What Are the Ethics of the Alternatives?

  • Utilitarian:
  1. What are the costs of Paul’s actions to the company? What are the benefits?
  2. What costs might there be if other managers become aware of Paul’s actions?
  3. What costs will accrue if Maryanne stops Paul’s skimming? Will his crew continue to do the same job?
  4. Will he, or a replacement, be able to run this store “by the rules?”
  • Rights:
  1. Does Paul have a right to accomplish the performance levels the company wants, regardless of the means? If he was really doing something wrong, wouldn’t the activities be apparent in his sales figures and his controls?
  2. Does the company have a right to establish broad-based procedural rules in order to ensure that all stores are run in a similar manner? Can such an organization afford to give this amount of discretion to individual managers?
  3. Other managers in the division “compete” with Paul in terms of performance. Do the other managers (and Paul’s future subordinates) have a right to expect Paul to follow the same rules in seeking this promotion?
  • Justice:
  1. Which alternative best achieves the goals of the company? In Paul’s store? In Maryanne’s division?
  2. Which alternative best achieves “social” justice?

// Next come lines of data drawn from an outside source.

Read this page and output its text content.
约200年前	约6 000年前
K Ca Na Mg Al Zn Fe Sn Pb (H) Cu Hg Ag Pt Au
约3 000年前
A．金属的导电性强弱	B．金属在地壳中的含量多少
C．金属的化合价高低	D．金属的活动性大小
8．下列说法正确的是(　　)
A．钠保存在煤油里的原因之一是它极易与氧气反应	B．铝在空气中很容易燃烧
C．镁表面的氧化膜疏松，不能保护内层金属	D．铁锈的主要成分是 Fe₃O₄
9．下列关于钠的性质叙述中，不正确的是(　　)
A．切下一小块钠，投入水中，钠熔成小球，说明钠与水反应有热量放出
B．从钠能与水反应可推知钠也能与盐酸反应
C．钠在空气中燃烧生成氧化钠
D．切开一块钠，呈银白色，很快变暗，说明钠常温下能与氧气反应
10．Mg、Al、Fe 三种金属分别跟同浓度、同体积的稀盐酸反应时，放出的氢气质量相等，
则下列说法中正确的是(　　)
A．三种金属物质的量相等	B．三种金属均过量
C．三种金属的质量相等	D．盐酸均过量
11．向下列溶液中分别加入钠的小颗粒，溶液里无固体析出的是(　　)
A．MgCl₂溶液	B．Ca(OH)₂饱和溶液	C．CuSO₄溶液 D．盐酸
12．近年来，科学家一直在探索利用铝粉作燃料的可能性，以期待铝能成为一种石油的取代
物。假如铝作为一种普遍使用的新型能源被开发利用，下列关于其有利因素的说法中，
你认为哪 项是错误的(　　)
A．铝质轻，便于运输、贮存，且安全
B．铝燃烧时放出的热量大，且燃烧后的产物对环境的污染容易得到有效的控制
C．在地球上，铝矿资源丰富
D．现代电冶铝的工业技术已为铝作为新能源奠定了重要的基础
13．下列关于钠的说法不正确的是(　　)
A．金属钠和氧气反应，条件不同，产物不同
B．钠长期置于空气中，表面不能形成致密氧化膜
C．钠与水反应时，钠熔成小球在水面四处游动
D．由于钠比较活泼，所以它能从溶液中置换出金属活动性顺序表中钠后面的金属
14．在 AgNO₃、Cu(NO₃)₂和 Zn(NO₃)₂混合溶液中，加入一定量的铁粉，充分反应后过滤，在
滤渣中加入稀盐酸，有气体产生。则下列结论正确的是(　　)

What Are the Practical Constraints?

  1. Theft is very difficult to prove, and Maryanne must be prepared to prove theft in court.
  2. The skimmed money is being collected without sales tax or income tax paid to the government. This leaves the company wide open for a tax liability action by the IRS. Maryanne should probably take this into account.

What Actions Should Be Taken?

  1. What actions should Maryanne take?
  2. How severe should her action be?
  3. What action would you take?
  4. How public should Maryanne be with her eventual decision?
  5. Which ethical theory seems to fit the situation best?